One of these came from Andy McNeil of Healgrief.org for the Let's Talk Death podcast. He noted that much American entertainment: books, movies, TV shows, etc., employs death or dying as a touchstone and that this generates emotional resonance, even enhances the work’s popularity with the audience, yet Americans are notoriously averse to considering their own dying. Why would it be that we love to experience the pathos of fictional demise, the more poignant the better, yet we cannot generate meaningful interest in our own mortality?
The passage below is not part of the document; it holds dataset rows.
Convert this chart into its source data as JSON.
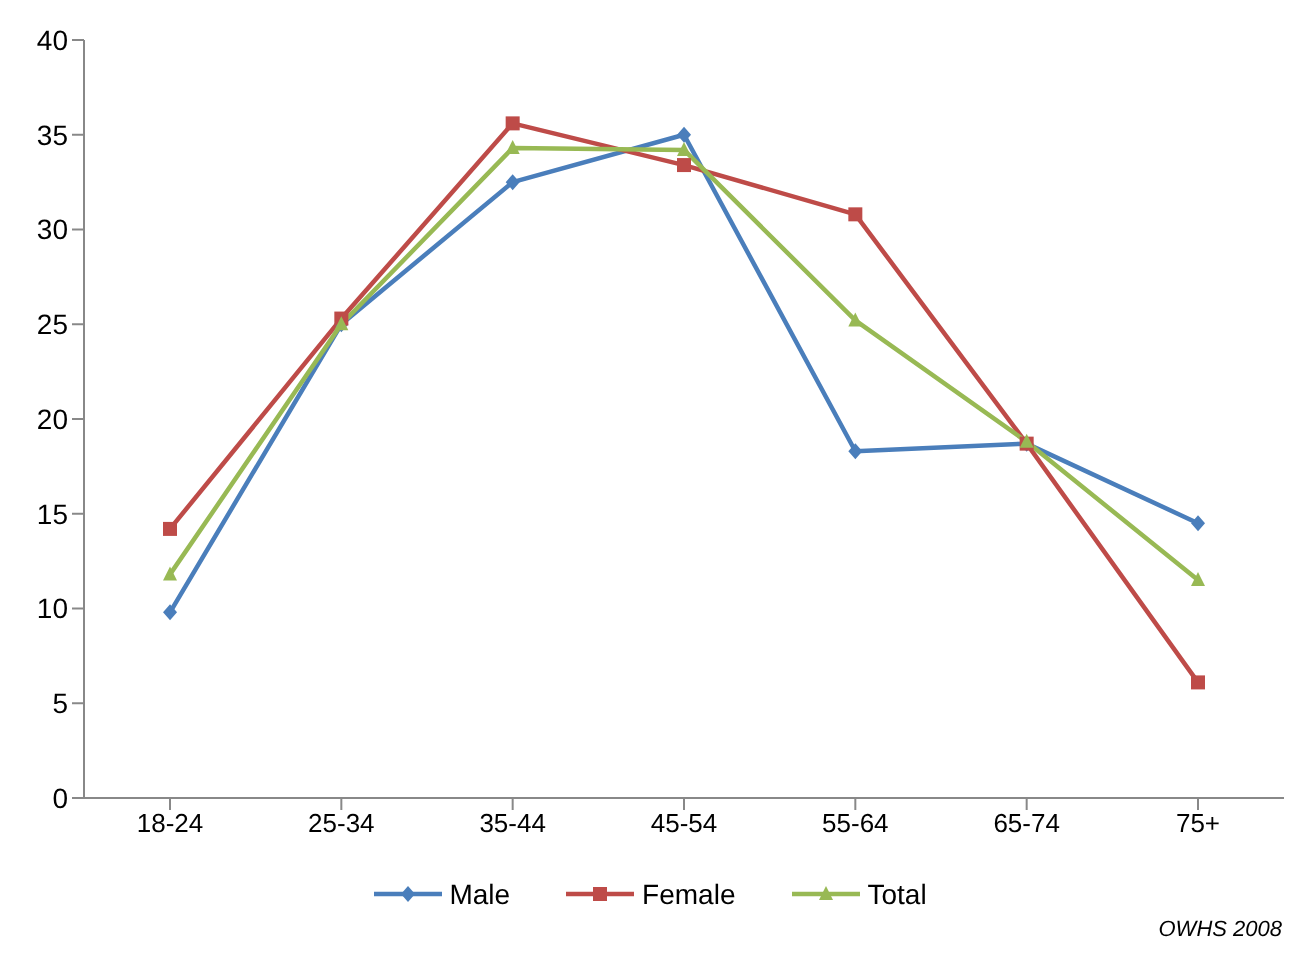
{
  "chart_data": {
    "type": "line",
    "categories": [
      "18-24",
      "25-34",
      "35-44",
      "45-54",
      "55-64",
      "65-74",
      "75+"
    ],
    "series": [
      {
        "name": "Male",
        "color": "#4a7ebb",
        "marker": "diamond",
        "values": [
          9.8,
          25.0,
          32.5,
          35.0,
          18.3,
          18.7,
          14.5
        ]
      },
      {
        "name": "Female",
        "color": "#be4b48",
        "marker": "square",
        "values": [
          14.2,
          25.3,
          35.6,
          33.4,
          30.8,
          18.7,
          6.1
        ]
      },
      {
        "name": "Total",
        "color": "#98b954",
        "marker": "triangle",
        "values": [
          11.8,
          25.0,
          34.3,
          34.2,
          25.2,
          18.8,
          11.5
        ]
      }
    ],
    "ylim": [
      0,
      40
    ],
    "yticks": [
      0,
      5,
      10,
      15,
      20,
      25,
      30,
      35,
      40
    ],
    "grid": false,
    "legend": "bottom",
    "annotations": [
      "OWHS 2008"
    ]
  }
}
I am still thinking through that question and hope to come up with something that, even if not profound, at least sheds a bit more light on our personal and societal attitudes.
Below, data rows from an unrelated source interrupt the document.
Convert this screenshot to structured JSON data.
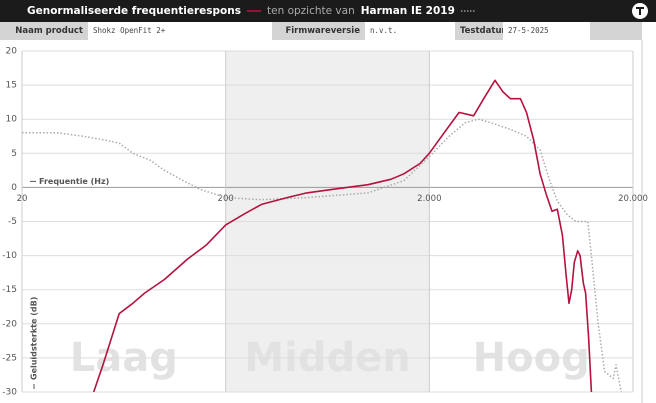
{
  "info": [
    {
      "label": "Naam product",
      "value": "Shokz OpenFit 2+"
    },
    {
      "label": "Firmwareversie",
      "value": "n.v.t."
    },
    {
      "label": "Testdatum",
      "value": "27-5-2025"
    }
  ],
  "chart_data": {
    "type": "line",
    "title": "Genormaliseerde frequentierespons",
    "comparison": "ten opzichte van",
    "xlabel": "Frequentie (Hz)",
    "ylabel": "Geluidsterkte (dB)",
    "log_x": true,
    "grid": true,
    "xlim": [
      20,
      20000
    ],
    "xticks": [
      20,
      200,
      {
        "value": 2000,
        "label": "2.000"
      },
      {
        "value": 20000,
        "label": "20.000"
      }
    ],
    "ylim": [
      -30,
      20
    ],
    "yticks": [
      -30,
      -25,
      -20,
      -15,
      -10,
      -5,
      0,
      5,
      10,
      15,
      20
    ],
    "bands": [
      {
        "label": "Laag",
        "range": [
          20,
          200
        ]
      },
      {
        "label": "Midden",
        "range": [
          200,
          2000
        ],
        "shaded": true
      },
      {
        "label": "Hoog",
        "range": [
          2000,
          20000
        ]
      }
    ],
    "series": [
      {
        "color": "#b5123f",
        "style": "solid",
        "x": [
          45,
          50,
          60,
          70,
          80,
          100,
          130,
          160,
          200,
          250,
          300,
          400,
          500,
          700,
          1000,
          1300,
          1500,
          1800,
          2000,
          2500,
          2800,
          3300,
          3700,
          4200,
          4600,
          5000,
          5600,
          6000,
          6500,
          7000,
          7500,
          8000,
          8500,
          9000,
          9400,
          9700,
          10000,
          10300,
          10700,
          11000,
          11400,
          11700,
          12100,
          12500
        ],
        "values": [
          -30,
          -26,
          -18.5,
          -17,
          -15.5,
          -13.5,
          -10.5,
          -8.5,
          -5.5,
          -3.8,
          -2.5,
          -1.5,
          -0.8,
          -0.2,
          0.4,
          1.2,
          2,
          3.5,
          5,
          9,
          11,
          10.5,
          13,
          15.7,
          14,
          13,
          13,
          11,
          7,
          2,
          -1,
          -3.5,
          -3.2,
          -7,
          -13,
          -17,
          -15,
          -11,
          -9.3,
          -10,
          -14,
          -15.5,
          -22,
          -30
        ]
      },
      {
        "name": "Harman IE 2019",
        "color": "#aaaaaa",
        "style": "dotted",
        "x": [
          20,
          30,
          40,
          50,
          60,
          70,
          85,
          100,
          120,
          150,
          200,
          300,
          500,
          1000,
          1500,
          2000,
          2500,
          3000,
          3500,
          4000,
          5000,
          6000,
          7000,
          7800,
          8500,
          9500,
          10500,
          12000,
          12500,
          13500,
          14500,
          16000,
          16500,
          17500
        ],
        "values": [
          8,
          8,
          7.5,
          7,
          6.5,
          5,
          4,
          2.5,
          1.2,
          -0.3,
          -1.5,
          -1.8,
          -1.5,
          -0.8,
          1,
          4.5,
          7.5,
          9.5,
          10,
          9.5,
          8.5,
          7.5,
          5.5,
          1,
          -2,
          -4,
          -5,
          -5,
          -10,
          -20,
          -27,
          -28,
          -26,
          -30
        ]
      }
    ]
  }
}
Thanks to exhaustive research (that is, video chatting with my seven-year old twin granddaughters), I learned that several Disney princesses have experienced bereavement: Ariel, Cinderella, Snow White are all bereft of their mothers, and Snow White also loses her father; the mothers of both Jasmine and Belle die. And who can forget the pain of seeing Simba’s father Mufasa killed in The Lion King?
Before going any further, notice what the target age group is for these movies? One question that comes up repeatedly in conversations about serious illness and dying is what to say to children. The idea that children should not be informed about dying is belied by this content. Of course the worlds of fantasy and reality are different, and each child is unique, but it is usually adult anxiety that is more of a problem than a child’s inability to handle truth. Kids are smarter and more resilient than we often think, and they can spot a lie a mile off.
We seem to allow our emotions free reign when we encounter death in a fictional setting, while we try to suppress our feelings in the face of actual demise. I suspect much of this is because of the skill of writers, actors, composers, and directors. It is probably just human nature, at the moment these deaths mean something to us, but somehow it seems discordant that we weep at, say the killing of the young revolutionaries in Les Miz yet shrug at the death of a thousand Americans every day from COVID-19.
But our own dying obviously means something to us, as does that of one close to us, yet we still shy away from facing it. It is obvious I have not reached any major insight here, so, like Rod Serling (Twilight Zone), I’ll offer it “for your consideration.”